Activist news site Popular Resistance reports that the wave of protests against pipeline construction over the past decade has had a significant effect, as noted in a natural gas industry trade publication below. – Ed.
Most Significant Barrier For Pipeline Construction: Protests
By Staff, www.PopularResistance.org
October 23rd, 2015
The Gas Industry is Feeling the Pressure from “Entrenched” Environmentals and “Noisy Opposition”
The Black and Veatch survey of the gas industry, 2015 Strategic Directions: U.S. Natural Gas Industry Report, found: “Respondents felt the most significant barrier associated with the construction of new pipelines was delays caused by opposition groups.”
According to the report, the expansion of pipelines is “not without challenges. Regulatory authorization wait times and limits on capital recovery along with entrenched opposition from environmental and other non-governmental organizations (NGOs) present challenges to the successful execution of projects.” (Page 16).
The gas industry sees “Activists Engage Regulators and Industry” this is causing them problems:
Pipeline projects are receiving greater attention from environmental and safety activists as owners attempt to build infrastructure to meet the rising demand for gas power generation and liquefied natural gas (LNG) exports. Environmental activists have recently turned their attention to FERC’s extensive pipeline siting process as an opportunity to slow or block projects.
In particular, environmental groups opposed to increased supply from shale gas production have tried to disrupt FERC pipeline proposal meetings through mounting protests and social media campaigns. This creates additional hurdles for maintaining project timelines and has the potential to derail pipeline projects because of rising development costs and missing key milestones in contract obligations. (Figure 9, Page 20).

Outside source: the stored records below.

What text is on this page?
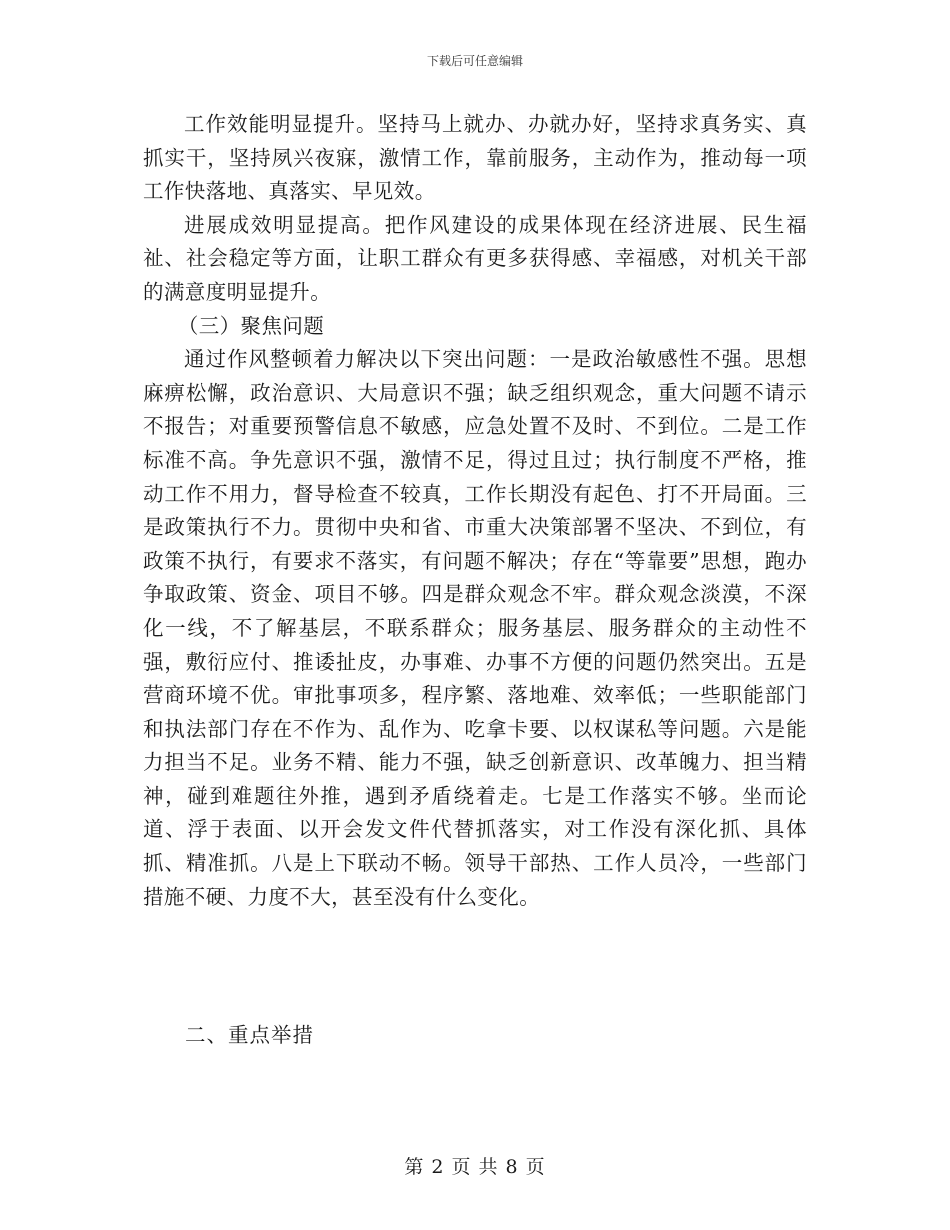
下载后可任意编辑

工作效能明显提升。坚持马上就办、办就办好，坚持求真务实、真抓实干，坚持夙兴夜寐，激情工作，靠前服务，主动作为，推动每一项工作快落地、真落实、早见效。

进展成效明显提高。把作风建设的成果体现在经济进展、民生福祉、社会稳定等方面，让职工群众有更多获得感、幸福感，对机关干部的满意度明显提升。

（三）聚焦问题

通过作风整顿着力解决以下突出问题：一是政治敏感性不强。思想麻痹松懈，政治意识、大局意识不强；缺乏组织观念，重大问题不请示不报告；对重要预警信息不敏感，应急处置不及时、不到位。二是工作标准不高。争先意识不强，激情不足，得过且过；执行制度不严格，推动工作不用力，督导检查不较真，工作长期没有起色、打不开局面。三是政策执行不力。贯彻中央和省、市重大决策部署不坚决、不到位，有政策不执行，有要求不落实，有问题不解决；存在“等靠要”思想，跑办争取政策、资金、项目不够。四是群众观念不牢。群众观念淡漠，不深化一线，不了解基层，不联系群众；服务基层、服务群众的主动性不强，敷衍应付、推诿扯皮，办事难、办事不方便的问题仍然突出。五是营商环境不优。审批事项多，程序繁、落地难、效率低；一些职能部门和执法部门存在不作为、乱作为、吃拿卡要、以权谋私等问题。六是能力担当不足。业务不精、能力不强，缺乏创新意识、改革魄力、担当精神，碰到难题往外推，遇到矛盾绕着走。七是工作落实不够。坐而论道、浮于表面、以开会发文件代替抓落实，对工作没有深化抓、具体抓、精准抓。八是上下联动不畅。领导干部热、工作人员冷，一些部门措施不硬、力度不大，甚至没有什么变化。

二、重点举措
第 2 页 共 8 页
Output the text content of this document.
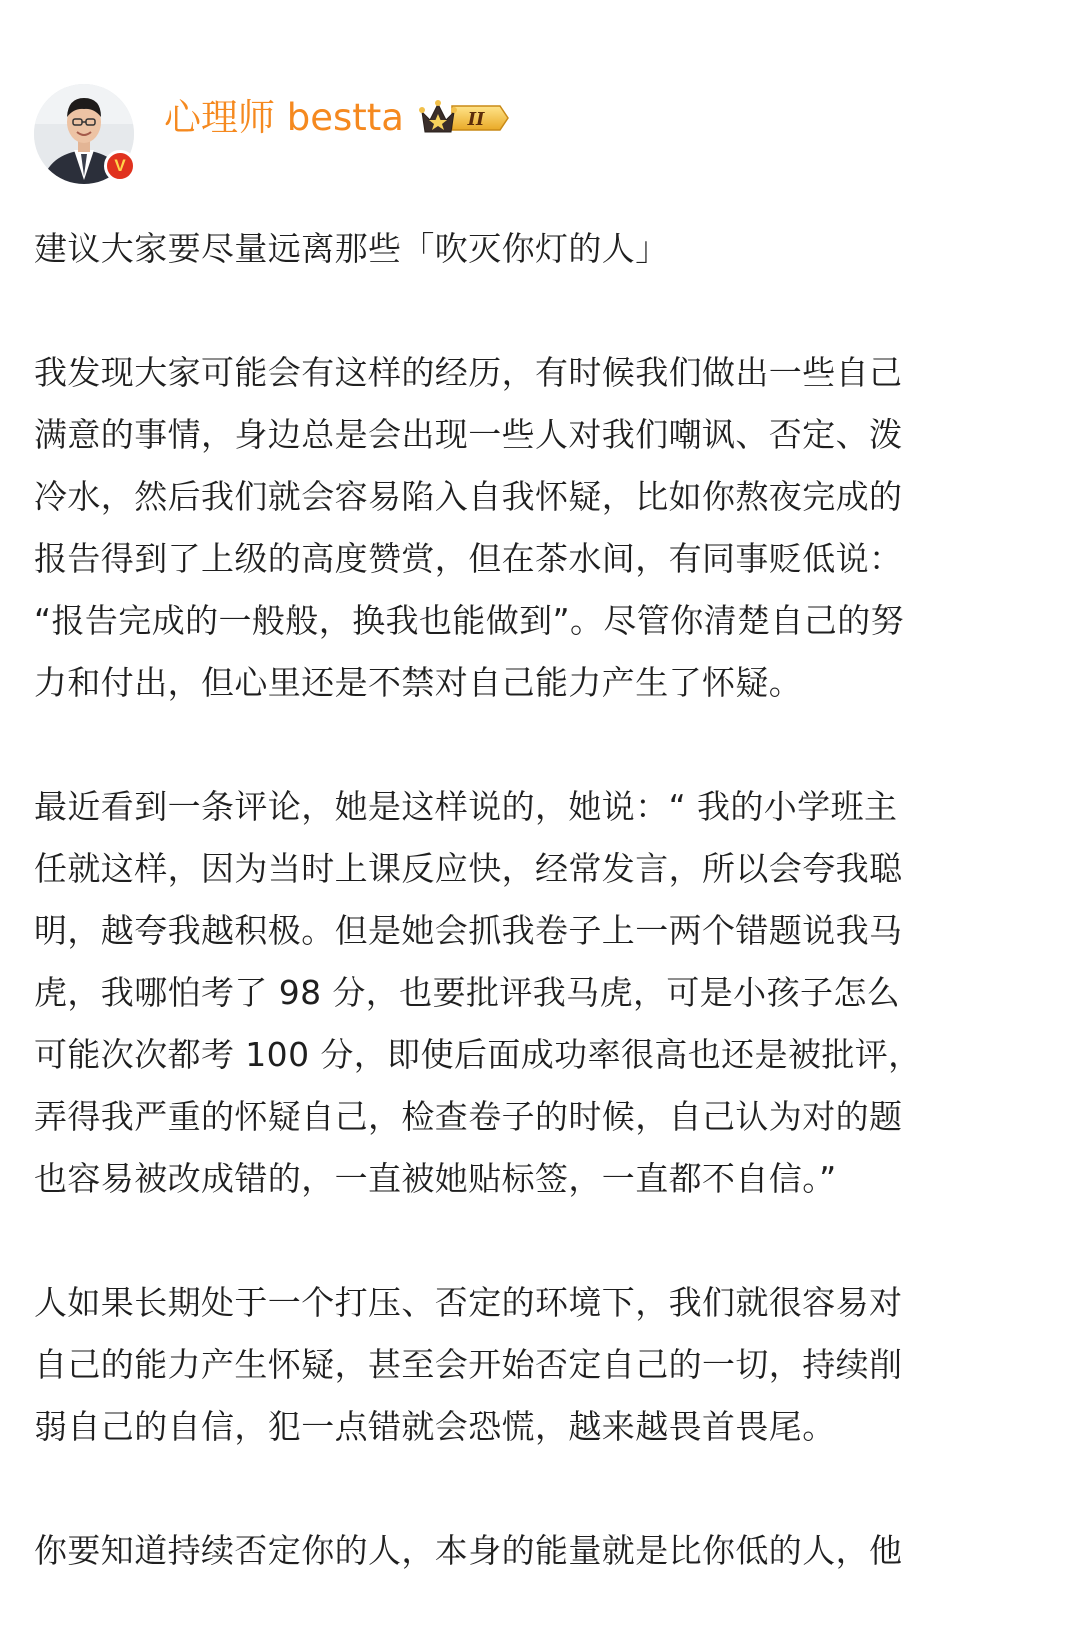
V
心理师 bestta	II

建议大家要尽量远离那些「吹灭你灯的人」

我发现大家可能会有这样的经历，有时候我们做出一些自己
满意的事情，身边总是会出现一些人对我们嘲讽、否定、泼
冷水，然后我们就会容易陷入自我怀疑，比如你熬夜完成的
报告得到了上级的高度赞赏，但在茶水间，有同事贬低说：
“报告完成的一般般，换我也能做到”。尽管你清楚自己的努
力和付出，但心里还是不禁对自己能力产生了怀疑。

最近看到一条评论，她是这样说的，她说：“ 我的小学班主
任就这样，因为当时上课反应快，经常发言，所以会夸我聪
明，越夸我越积极。但是她会抓我卷子上一两个错题说我马
虎，我哪怕考了 98 分，也要批评我马虎，可是小孩子怎么
可能次次都考 100 分，即使后面成功率很高也还是被批评，
弄得我严重的怀疑自己，检查卷子的时候，自己认为对的题
也容易被改成错的，一直被她贴标签，一直都不自信。”

人如果长期处于一个打压、否定的环境下，我们就很容易对
自己的能力产生怀疑，甚至会开始否定自己的一切，持续削
弱自己的自信，犯一点错就会恐慌，越来越畏首畏尾。

你要知道持续否定你的人，本身的能量就是比你低的人，他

Their poll of the gas industry found that protesters were the cause of the two biggest factors creating barriers for pipeline construction. The report notes that the gas industry and the federal “regulatory” agency FERC that works closely with the industry are seeking to develop new strategies to combit the protest movement.
The two factors that pipeline respondents felt were the most significant barriers associated with the construction of new pipeline capacity were delays from opposition groups, 78 percent, and regulatory uncertainty, 68 percent (Figure 17).
To provide additional guidance for project participants, Federal Energy Regulatory Commission (FERC) recently issued a set of guidelines that it expects the pipelines to follow: check with landowners and the community, know who you should notify and how to deal with environmental groups. If an energy company has not checked the boxes, it is pretty clear that FERC is not going to process the application to build the pipeline. At the same time, the interstate pipeline industry is pushing back against the noisy opposition, rather than letting the activist groups monopolize the story unchallenged. Industry associations are finding new ways to reach the public, such as the use of social media and other venues, while attempting to reach the landowners first.
The process is in educating the public and engaging in community outreach sooner than later. Every proposed pipeline project must include a proactive public and community relations effort. Even FERC experienced the activist push at its meetings and has seen everyday citizens become unexpected interveners in routine filings. (Page 42-43)
The reality of the marketplace is also beginning to set in, more cautious optimism and depressed prices: “What is clear is that the exuberance of 2014 is waning. In its place is a more cautious optimism buoyed by an expectation that LNG exports and natural gas-powered electric generation — along with opportunities in transportation — will fuel industry growth, but pricing will remain depressed by historical standards.” (Page 16)
What does it all mean? Activists should keep the pressure up and if possible escalate to build on the success of protest.